Мы намекали: «Шмотки переодень»,
и за фальшивые ноты нещадно били.
Он исчезал куда-то, но через день
вновь воскресал меж нас, как фантом из пыли.
 
 
Гадкий утёнок с бледною скорлупой,
на голове присохшей, словно плешина,
самозабвенно готовый играть с любой
группой голимой, – на пикнике в глуши, на
 
 
корпоративе, ёлке в детском саду,
на погребеньях, раз не зовут на свадьбы.
Грезил – я в рай влечу или в ад сойду,
только бы там дозволили мне сыграть бы…
 
 
Так и сбылось – дыхание прервалось,
треснул пюпитр, засохла слюна на флейте.
Мы провожаем тебя, нежеланный гость,
и произносим: «Водку в стакан налейте».
 
 
Воображаем мысленно те края,
где ты лабаешь, Моцарту подражая, —
всех обыгравший. Ведь если жизнь не своя,
значит, и смерть чужая.
 
 
Оборона снежного городка
 
 
Был город золотой, а в январе стал белым.

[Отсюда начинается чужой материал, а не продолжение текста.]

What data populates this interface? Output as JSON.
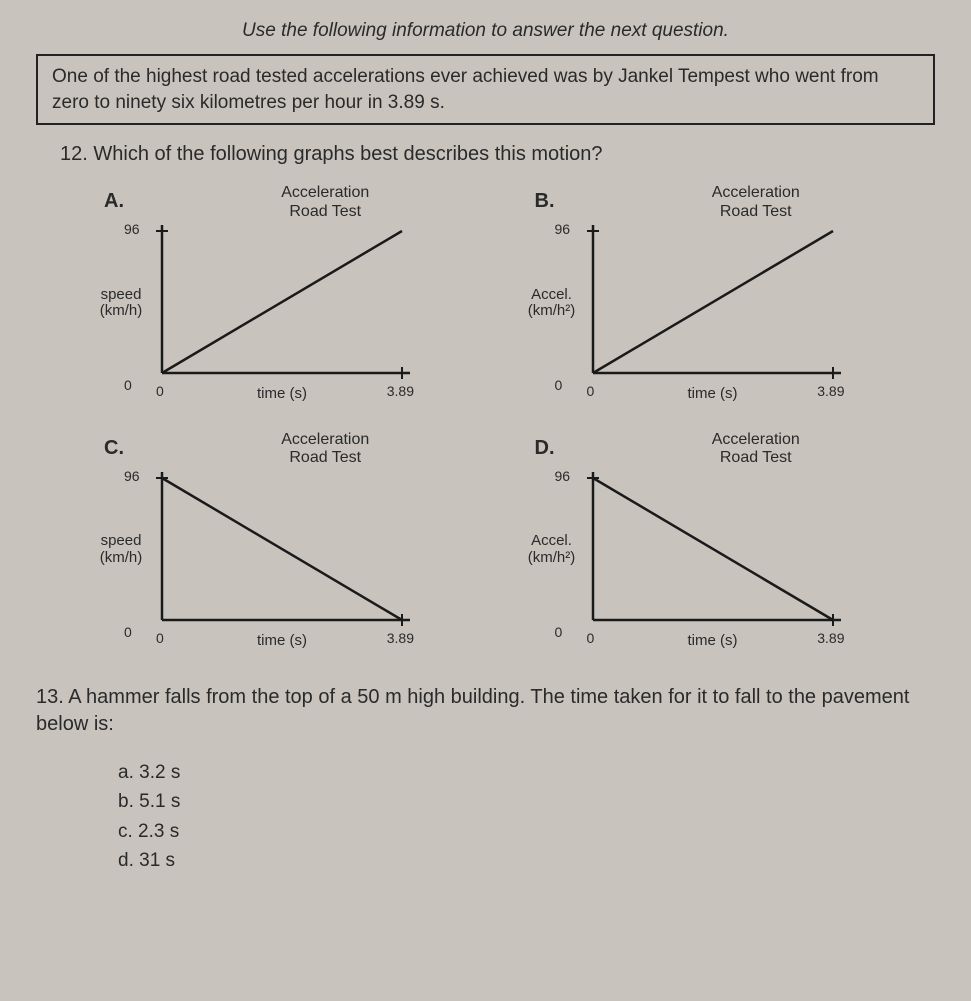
{
  "instruction": "Use the following information to answer the next question.",
  "infoBox": "One of the highest road tested accelerations ever achieved was by Jankel Tempest who went from zero to ninety six kilometres per hour in 3.89 s.",
  "q12": {
    "number": "12.",
    "text": "Which of the following graphs best describes this motion?"
  },
  "graphs": {
    "title": "Acceleration\nRoad Test",
    "xAxisLabel": "time (s)",
    "xTickStart": "0",
    "xTickEnd": "3.89",
    "yTickTop": "96",
    "yTickBot": "0",
    "items": [
      {
        "label": "A.",
        "ylabel": "speed\n(km/h)",
        "lineType": "up"
      },
      {
        "label": "B.",
        "ylabel": "Accel.\n(km/h²)",
        "lineType": "up"
      },
      {
        "label": "C.",
        "ylabel": "speed\n(km/h)",
        "lineType": "down"
      },
      {
        "label": "D.",
        "ylabel": "Accel.\n(km/h²)",
        "lineType": "down"
      }
    ]
  },
  "q13": {
    "number": "13.",
    "text": "A hammer falls from the top of a 50 m high building.  The time taken for it to fall to the pavement below is:",
    "options": [
      {
        "label": "a.",
        "text": "3.2 s"
      },
      {
        "label": "b.",
        "text": "5.1 s"
      },
      {
        "label": "c.",
        "text": "2.3 s"
      },
      {
        "label": "d.",
        "text": "31 s"
      }
    ]
  },
  "colors": {
    "axis": "#1a1a1a",
    "line": "#1a1a1a"
  }
}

Раскинулся, как труп, очерчен снежным мелом.
Вокруг него реки затянута петля,
но жив он вопреки всему, лишь скрылся для
 
 
того, чтобы вдали от склок и зуботычен
безмолвие хранить. Готичен и статичен,
он, словно я и ты, так хрупок, так раним.
Давай от суеты его обороним.
 
 
Пусть город не воспет никем еще, однако,
под стенами кипит чернильная клоака,
и графоманы, в ком нутро голодных крыс
согрето коньяком, нацелились в круиз.
 
 
Вдруг королева крыс в серебряном муаре
наш мирный парадиз растащит на гербарий?
Парк станет сиротлив и холодом продут,
она ж уйдёт в отрыв, да как издаст продукт!
 
 
В стихах её закат течёт, как кровь из вены,
там дюны лунны, а буруны белопенны.
Всех манит крик души разверстою дырой.
Не слушай, не дыши, скорей глаза закрой.
 
 
В зубах её хрустят осколки виноградин.
Соседний южный сад истоптан и раскраден
на тысячи цитат… К нам движется отряд
крысят – горбат, носат. Не отступай назад!
 
 
Гляди, они ползут, всё на пути рифмуя.
Чтоб охладить их зуд, снежок в руке сожму я.
Щелкунчиком зовись, а я – твоя Мари.
От бесталанных крыс ворота затвори.
 
 
Пусть головы летят бильярдными шарами,
но город золотой в резной блистает раме,
от пошлости опять очищен и спасён…
Мы будем вспоминать волшебный этот сон.
 
 
Монолог гусеницы
 
 
С ажурного листа слетев на дно оврага,
ползу упорно ввысь, проталкивая слизь,
туда, где в облаках вальсируют имаго,
которые давно на небо вознеслись.
 
 
Парящие вверху достигли озаренья.
И мне издалека мерещится впотьмах —
жасмина перламутр, александрит сирени,
горящий на крылах, чей вдохновенный взмах
 
 
мой приземлённый торс ввергает в злые корчи.
Я ненавижу тех, которым удалось,
распотрошив хитин, стать ярче, легче, зорче
в обличье нимфалид, лимонниц и стрекоз,
 
 
за то, что не постичь курсирующим в кущах,
сосущим задарма нектар иных миров,
как чешутся во мне осколки крыл растущих,
скребущих изнутри не продранный покров.